Turizm girdilerini artırmak

Dünyadaki dengelerin 1991’den sonra bozulması ile birlikte uzunca bir süredir ekonomik kriz ve çalkantılarla yüzleşen dünya ülkeleri, ekonomilerini yara almadan kurtarabilmek için yeni uygulamaları gündemlerine alıyorlar. Bunların arsında en dikkat çekicisi Rusya ve Çin Halk Cumhuriyeti arasında yapılan ticaret anlaşması oldu. Bu anlaşmaya göre Rusya ve Çin Halk Cumhuriyeti arasında yapılacak ticarette iki ülkenin kullanımdaki paraları Ruble ve Yuan  “ticarette geçerli para birimleri” olarak belirlendi.

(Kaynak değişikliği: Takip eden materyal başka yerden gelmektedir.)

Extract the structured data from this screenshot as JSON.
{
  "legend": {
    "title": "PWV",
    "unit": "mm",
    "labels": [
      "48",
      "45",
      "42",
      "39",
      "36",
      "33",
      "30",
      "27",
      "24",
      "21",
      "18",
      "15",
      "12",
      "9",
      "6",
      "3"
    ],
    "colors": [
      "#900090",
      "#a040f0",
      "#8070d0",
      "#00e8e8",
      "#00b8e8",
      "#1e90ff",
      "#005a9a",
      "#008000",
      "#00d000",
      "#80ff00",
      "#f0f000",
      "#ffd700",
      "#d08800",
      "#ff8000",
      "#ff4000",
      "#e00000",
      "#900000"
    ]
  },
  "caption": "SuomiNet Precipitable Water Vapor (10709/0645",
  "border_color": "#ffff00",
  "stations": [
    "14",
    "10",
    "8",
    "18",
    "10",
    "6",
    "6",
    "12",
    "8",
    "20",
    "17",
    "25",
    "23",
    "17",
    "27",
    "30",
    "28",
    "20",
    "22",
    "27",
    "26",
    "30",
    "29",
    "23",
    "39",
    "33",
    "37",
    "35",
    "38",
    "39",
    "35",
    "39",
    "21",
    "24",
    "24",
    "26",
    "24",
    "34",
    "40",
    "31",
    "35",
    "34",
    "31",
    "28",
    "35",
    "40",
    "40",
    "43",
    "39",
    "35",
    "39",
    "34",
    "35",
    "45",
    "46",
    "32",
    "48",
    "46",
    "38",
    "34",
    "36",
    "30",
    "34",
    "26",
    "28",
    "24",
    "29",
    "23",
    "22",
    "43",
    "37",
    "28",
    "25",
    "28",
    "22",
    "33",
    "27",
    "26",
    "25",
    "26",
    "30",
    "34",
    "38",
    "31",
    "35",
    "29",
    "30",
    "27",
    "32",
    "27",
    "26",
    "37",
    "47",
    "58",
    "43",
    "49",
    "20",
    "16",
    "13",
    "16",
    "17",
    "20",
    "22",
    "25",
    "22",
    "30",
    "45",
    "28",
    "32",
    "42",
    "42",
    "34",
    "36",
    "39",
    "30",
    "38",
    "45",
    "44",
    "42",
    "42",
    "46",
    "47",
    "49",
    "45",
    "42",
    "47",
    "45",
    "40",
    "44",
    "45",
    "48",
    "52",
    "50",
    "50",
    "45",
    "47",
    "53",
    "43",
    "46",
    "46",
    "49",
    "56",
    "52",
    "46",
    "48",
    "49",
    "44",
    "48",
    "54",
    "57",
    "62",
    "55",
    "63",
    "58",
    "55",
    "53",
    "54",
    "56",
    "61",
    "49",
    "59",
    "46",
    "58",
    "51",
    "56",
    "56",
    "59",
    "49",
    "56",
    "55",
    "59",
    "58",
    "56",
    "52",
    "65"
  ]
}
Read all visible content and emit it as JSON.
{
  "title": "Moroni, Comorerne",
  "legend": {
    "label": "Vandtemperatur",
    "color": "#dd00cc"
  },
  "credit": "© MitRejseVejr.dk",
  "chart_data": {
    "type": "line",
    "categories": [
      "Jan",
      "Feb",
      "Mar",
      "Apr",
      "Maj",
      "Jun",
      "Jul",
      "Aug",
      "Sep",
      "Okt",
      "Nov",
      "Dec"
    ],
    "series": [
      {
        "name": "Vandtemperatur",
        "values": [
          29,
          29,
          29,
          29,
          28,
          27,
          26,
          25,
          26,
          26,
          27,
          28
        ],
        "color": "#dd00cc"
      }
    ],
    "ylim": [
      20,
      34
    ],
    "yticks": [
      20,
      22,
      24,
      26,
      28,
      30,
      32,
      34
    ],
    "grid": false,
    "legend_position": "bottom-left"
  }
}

2. Dünya Savaşı sonrası galip devletlerin başını çeken A.B.D’nin uygulamaya koydurduğu ve diğer dünya ülkelerinin de kabul ettiği  “A.B.D Doları’nın uluslar arası ticarette geçerli para birimi olması” 1970’ten bu yana belki de en büyük tepkiyi topladı.
Hazinesindeki altın rezervi kadar para basması gereken ülkeler, bu rezerv değerinden daha fazla para bastıkları zaman  “enflasyon”  denilen  “yani hazinde altın karşılığı olmayan karşılıksız para basmış”  oluyorlar. Üretimden çok sıcak para, faiz, borsa ve devlet kağıtları ile ekonomiyi yönetmeye çalışan ekonomi politikalarının dünyada sonunun geldiği yaşanan ekonomik krizlerle de bir kez daha doğrulanmış oluyor.
Konunun ciddiyetini çabuk kavrayan ülkeler, karşılığı olmayan parayı hazinelerinde ne kadar çok biriktirirlerse, karşılıksız para basan ülkelerle aynı kaderi paylaşacaklarını fark edince, yumurtaları ayrı ayrı sepetlere koymak anlamına gelen,  “farklı para birimleri ile ticaret yapmaya” karar verdiler.
Konumuz turizm olduğu için, daha önce de bu konuda yetkililerimizi uyarmış ve ülkemize turist gönderen ülkelerin para birimlerinin ülkemizde  “değiştirilebilir para birimleri sınıfına alınmasının” turizm girdilerine çok olumlu etkilerinin olacağını vurgulamıştım. Şöyle ki, Rusya’dan ülkemize gelen milyonlarca turist neden yanında A.B.D Doları getirmek zorunda bırakılıyor? Türkiye ve Rusya arasında milyarlarca dolarlık ticaret hacmi olduğuna göre, neden bu iki ülke aralarındaki ticarette kendi para birimlerini kullanmıyorlar? Psikolojik olarak bile kendi ülke paranızla tatil için gittiğiniz diğer ülkede rahatlıkla paranızı bozdurup alış veriş yapabiliyorsanız, o ülkeye karşı daha bir sempati ile bakarsınız.
Diğer taraftan, o para birimini kullanmayan ülkelerden gelen insanları ülkenize gelirken illa Dolar ile gelmeye zorladığınızda, bu kez karşılığı olmayan bir para ile hazinenizi doldurmaya devam ediyor oluyorsunuz. Ama bu durumda kazanan sürekli  “karşılığı olmayan parayı basıp piyasaya süren ülke” oluyor.
Uluslar arası arenada Türk Lirası’nı  “itibarlı para birimleri” arasına sokmak istiyorsak, tez elden ticaret anlaşması yaptığımız ülkelerle karşılıklı olarak ülke para birimlerinin kullanılması maddesini anlaşma maddesi olarak koymalıyız.
Turistik amaçla ülkemize gelen bir Rus turist, kendi ülke parası olan Ruble’yi Türk Lirası ile değiştirdiğinde, tatil dönüşü tekrar değiştirmek zorunda kalmayacak, çünkü kendi ülkesine döndüğünde zaten Türk Lirası’nı bankalarda değiştirebileceğini biliyor olacak. Bu da Türk Lirası’na uluslar arası dolanım imkanı sağlamış olacak. Eğer böyle düşünülmemiş olsa idi, bugün Avrupa Birliği parası Avro diye bir para biriminin ortaya çıkmaması gerekirdi. Buradaki asıl amaç, dünya ticaretini kontrol altına alma yarışıdır. Eğer sizin paranız uluslar arası ticarette geçerli bir para ise, yapmadığınız ticaretten bile siz para kazanıyor olacaksınız demektir.